Genuine.
Some time last week, while I was getting ready for my day, a memory chose to resurface. It isn't the first time it's bobbed to the forefront of my mind. It has lingered persistently, thudding around in my thoughts like a pair of sneakers tumbling in a dryer.
I was in the third grade. We were in art class. We were making these projects that involved creating an image out of tissue paper or construction paper or some such that had been torn into small squares, then glued onto a background, mosaic-like I guess. I don't recall what I made, but I clearly remember a classmate making a slice of watermelon. She had chosen a deep red, a medium pink & a pale pink for the flesh of the melon, in graduating order from darkest to lightest, from the top to the bottom, and a lighter & darker green for the rind. She had brown pieces scattered across the melon for seeds. I admired it.
And then I told her so.
Her response has stuck with me. (Clearly, if I am still thinking about it more than a quarter century later.) She didn't even look up from her project as she said, "You're just saying that so I will compliment yours."

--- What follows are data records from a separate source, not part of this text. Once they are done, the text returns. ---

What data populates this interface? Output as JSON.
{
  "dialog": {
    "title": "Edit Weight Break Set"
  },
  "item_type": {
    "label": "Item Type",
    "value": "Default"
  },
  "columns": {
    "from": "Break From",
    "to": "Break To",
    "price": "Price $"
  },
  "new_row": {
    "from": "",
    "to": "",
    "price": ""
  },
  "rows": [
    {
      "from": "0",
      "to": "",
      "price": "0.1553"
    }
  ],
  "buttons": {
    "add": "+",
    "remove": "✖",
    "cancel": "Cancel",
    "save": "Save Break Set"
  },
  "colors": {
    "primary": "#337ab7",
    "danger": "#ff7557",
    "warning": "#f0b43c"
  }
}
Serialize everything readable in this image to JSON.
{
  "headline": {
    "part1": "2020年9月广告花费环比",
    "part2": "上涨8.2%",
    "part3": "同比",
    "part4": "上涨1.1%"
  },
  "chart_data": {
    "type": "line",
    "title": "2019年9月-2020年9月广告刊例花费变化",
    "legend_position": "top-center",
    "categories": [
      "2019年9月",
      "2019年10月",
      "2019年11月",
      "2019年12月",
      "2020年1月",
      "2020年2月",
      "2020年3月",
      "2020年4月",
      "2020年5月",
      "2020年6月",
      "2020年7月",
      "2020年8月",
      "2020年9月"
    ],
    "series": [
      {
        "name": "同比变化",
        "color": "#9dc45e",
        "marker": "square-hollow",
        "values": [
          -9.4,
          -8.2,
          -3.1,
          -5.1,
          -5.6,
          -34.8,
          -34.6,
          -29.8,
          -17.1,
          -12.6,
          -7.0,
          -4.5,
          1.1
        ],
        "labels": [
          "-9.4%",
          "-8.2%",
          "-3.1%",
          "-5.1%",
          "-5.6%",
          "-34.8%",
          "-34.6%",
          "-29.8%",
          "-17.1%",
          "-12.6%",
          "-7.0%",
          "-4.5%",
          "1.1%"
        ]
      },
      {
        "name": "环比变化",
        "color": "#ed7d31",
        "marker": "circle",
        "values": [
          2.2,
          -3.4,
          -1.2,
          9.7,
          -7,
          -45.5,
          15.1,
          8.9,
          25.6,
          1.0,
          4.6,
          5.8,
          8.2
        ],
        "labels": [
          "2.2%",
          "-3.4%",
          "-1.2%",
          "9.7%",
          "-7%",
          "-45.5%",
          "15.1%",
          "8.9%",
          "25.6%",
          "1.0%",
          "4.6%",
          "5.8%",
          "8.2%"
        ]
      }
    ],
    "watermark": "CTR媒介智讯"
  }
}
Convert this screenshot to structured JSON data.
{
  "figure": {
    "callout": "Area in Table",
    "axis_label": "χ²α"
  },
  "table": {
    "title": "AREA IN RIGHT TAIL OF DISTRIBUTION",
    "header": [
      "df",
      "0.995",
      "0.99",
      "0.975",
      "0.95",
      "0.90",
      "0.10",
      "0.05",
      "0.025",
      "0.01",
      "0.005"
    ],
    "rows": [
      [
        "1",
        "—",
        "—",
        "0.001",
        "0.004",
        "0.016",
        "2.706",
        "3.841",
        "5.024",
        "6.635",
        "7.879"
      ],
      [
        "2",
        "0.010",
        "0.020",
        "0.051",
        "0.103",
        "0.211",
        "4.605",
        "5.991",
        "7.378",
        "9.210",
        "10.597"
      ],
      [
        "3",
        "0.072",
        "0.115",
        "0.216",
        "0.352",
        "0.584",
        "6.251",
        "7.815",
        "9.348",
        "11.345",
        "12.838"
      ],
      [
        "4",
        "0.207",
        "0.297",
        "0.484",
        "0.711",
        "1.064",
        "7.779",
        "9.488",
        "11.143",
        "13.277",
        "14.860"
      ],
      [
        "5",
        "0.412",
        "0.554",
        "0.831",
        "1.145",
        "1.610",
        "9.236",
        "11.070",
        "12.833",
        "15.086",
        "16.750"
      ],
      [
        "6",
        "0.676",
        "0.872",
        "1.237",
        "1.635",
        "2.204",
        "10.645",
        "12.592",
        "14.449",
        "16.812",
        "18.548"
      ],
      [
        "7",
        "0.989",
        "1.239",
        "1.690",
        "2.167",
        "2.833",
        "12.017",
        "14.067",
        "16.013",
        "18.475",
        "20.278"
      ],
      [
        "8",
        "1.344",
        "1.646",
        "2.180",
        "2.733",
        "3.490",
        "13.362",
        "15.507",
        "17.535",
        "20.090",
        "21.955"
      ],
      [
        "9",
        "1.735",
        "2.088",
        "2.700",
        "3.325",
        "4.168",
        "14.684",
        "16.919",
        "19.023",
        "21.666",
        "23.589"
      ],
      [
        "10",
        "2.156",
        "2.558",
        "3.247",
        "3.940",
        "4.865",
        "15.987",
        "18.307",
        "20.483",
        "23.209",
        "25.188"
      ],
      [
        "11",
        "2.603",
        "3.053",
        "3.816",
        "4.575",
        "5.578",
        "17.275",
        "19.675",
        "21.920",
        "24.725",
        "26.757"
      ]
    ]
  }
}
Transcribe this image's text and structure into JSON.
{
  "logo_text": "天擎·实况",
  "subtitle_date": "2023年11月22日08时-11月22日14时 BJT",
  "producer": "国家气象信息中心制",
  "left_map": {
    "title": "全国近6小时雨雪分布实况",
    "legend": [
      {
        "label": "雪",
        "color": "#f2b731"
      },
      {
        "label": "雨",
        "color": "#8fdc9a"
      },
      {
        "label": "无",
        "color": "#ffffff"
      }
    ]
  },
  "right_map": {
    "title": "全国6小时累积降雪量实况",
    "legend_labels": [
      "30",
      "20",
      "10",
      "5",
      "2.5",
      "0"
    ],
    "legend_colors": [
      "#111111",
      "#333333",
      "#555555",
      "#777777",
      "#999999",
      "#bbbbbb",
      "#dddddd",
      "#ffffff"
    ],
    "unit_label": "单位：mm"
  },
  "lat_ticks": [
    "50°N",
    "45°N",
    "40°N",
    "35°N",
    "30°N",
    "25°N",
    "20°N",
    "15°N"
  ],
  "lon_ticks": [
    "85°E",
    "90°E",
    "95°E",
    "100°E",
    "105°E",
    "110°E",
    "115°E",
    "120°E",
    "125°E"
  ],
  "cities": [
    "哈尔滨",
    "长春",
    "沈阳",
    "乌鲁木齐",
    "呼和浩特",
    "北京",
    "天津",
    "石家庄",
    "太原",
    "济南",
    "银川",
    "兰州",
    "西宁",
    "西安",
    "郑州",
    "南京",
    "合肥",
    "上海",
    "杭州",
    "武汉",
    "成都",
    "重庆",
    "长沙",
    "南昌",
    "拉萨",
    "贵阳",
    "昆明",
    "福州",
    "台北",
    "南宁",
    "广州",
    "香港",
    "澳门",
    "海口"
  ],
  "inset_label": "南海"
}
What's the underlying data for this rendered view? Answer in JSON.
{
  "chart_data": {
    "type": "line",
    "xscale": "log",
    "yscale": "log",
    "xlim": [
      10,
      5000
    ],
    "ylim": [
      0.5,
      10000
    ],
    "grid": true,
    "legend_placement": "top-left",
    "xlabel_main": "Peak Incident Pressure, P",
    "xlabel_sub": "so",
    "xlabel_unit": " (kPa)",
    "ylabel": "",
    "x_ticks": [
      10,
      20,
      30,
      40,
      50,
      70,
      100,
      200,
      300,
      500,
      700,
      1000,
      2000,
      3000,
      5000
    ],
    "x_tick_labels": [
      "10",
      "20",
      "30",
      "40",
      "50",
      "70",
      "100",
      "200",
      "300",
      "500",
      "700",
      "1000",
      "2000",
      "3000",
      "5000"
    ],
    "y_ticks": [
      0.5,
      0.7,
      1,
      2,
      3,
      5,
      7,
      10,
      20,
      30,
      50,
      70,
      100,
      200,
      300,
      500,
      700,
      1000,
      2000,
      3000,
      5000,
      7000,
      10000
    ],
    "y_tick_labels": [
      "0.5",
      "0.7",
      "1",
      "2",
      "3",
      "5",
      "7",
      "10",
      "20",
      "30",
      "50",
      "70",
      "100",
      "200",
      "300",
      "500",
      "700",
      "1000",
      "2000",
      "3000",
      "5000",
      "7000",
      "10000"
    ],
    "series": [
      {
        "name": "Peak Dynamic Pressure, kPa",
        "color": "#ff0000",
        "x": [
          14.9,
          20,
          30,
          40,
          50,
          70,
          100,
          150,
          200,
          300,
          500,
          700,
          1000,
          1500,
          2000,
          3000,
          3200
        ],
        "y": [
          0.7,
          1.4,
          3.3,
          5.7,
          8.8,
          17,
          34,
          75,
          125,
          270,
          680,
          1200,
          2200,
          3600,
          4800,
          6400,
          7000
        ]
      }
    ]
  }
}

That was it. That was all she had to say.
I was taken aback. I hadn't been fishing for praise. I don't even think that doing such a thing had ever, to that point in my young life, crossed my consciousness. I fell silent again, mulling her reply. And week after week, as we marched into the art room, I would glance at her watermelon hanging on the wall, and I would contemplate what she had said. Every time I replayed her words in my head, it stung.
I've learned in my many years since that day, that people often don't have the most sincere intentions, even when they appear to be doing or saying something nice. They ask how we are because it's socially polite. When someone compliments us, we suspect ulterior motive. They smile to our face and turn right around to throw us under the bus or gossip before we've even fully left the room. I guess, maybe, this childhood classmate of mine had learned this lesson far earlier than I did. Perhaps she had been exposed to it before I ever was. Perhaps she had learned to engage in such behavior entirely on her own. But until the day she uttered the words, it had never even been a possibility to me.
Whatever the case, the moment stayed with me. The instant a singular piece of my innocence was clouded. I never forgot, and daily, I am reminded.
I won't say that I am perfect at it, because that would be mighty hypocritical of me, but I try very hard to be as genuine as I can. I want to be genuine. I want people to be able to take me at my word, without wondering what my angle is. I want my compliments to be taken as sincere. I want my concern to be unquestioningly heartfelt. I want people to think I am kind, because that is who I truly am, and not just a front put on for show. And though it isn't my proudest moment, if someone does something to hurt me or pushes my buttons one too many times, I don't fake nice; I am genuinely standoffish. (My Gram did teach me well: "If you don't have anything nice to say, keep your mouth closed.") (Not to be confused with my generally quiet nature. I like to think there is an obvious difference between the two.) I don't always get it right, but I sure do give it my best shot.
I don't ever want to be the girl I was falsely assumed to be at eight years old. Come to think of it, maybe this is why I'm lukewarm to watermelon even now...
6 with their own thoughts:
I was wondering if you'd say you didn't care for watermelon. Sigh...I'm sorry you had to go through that.
Janet: It was a lesson learned, even if it was unpleasant. Hopefully one that's served me.
this reminds me of the first day of kindergarten. i had cried my way all the way up to the classroom and when i finally calmed down and settled in, the whole class sat around the piano to sing "This land is your land". There was a girl sitting right in front of me who turned around and told me to stop staring at her. I never realized people could be so mean. And I wasn't even staring at her- I was watching the teacher play piano. Maybe that girl is the reason I cried every day of school until I finally graduated in 1994. Who knows. But I never did come to like her and I still wonder why she acted that way... And if she even realizes what an impact she made on my life (at the age of 5) and my outlook towards people.
Samantha: Sometimes it surprises me that we are so much alike! I wish we had known back in high school. =) I think I was too overwhelmed & shy to notice.
it's funny how we sat in front of or in back of each other for 4 years and never really spoke. (actually, it makes perfect sense considering how similar we are!)
It's funny & very telling, Samantha!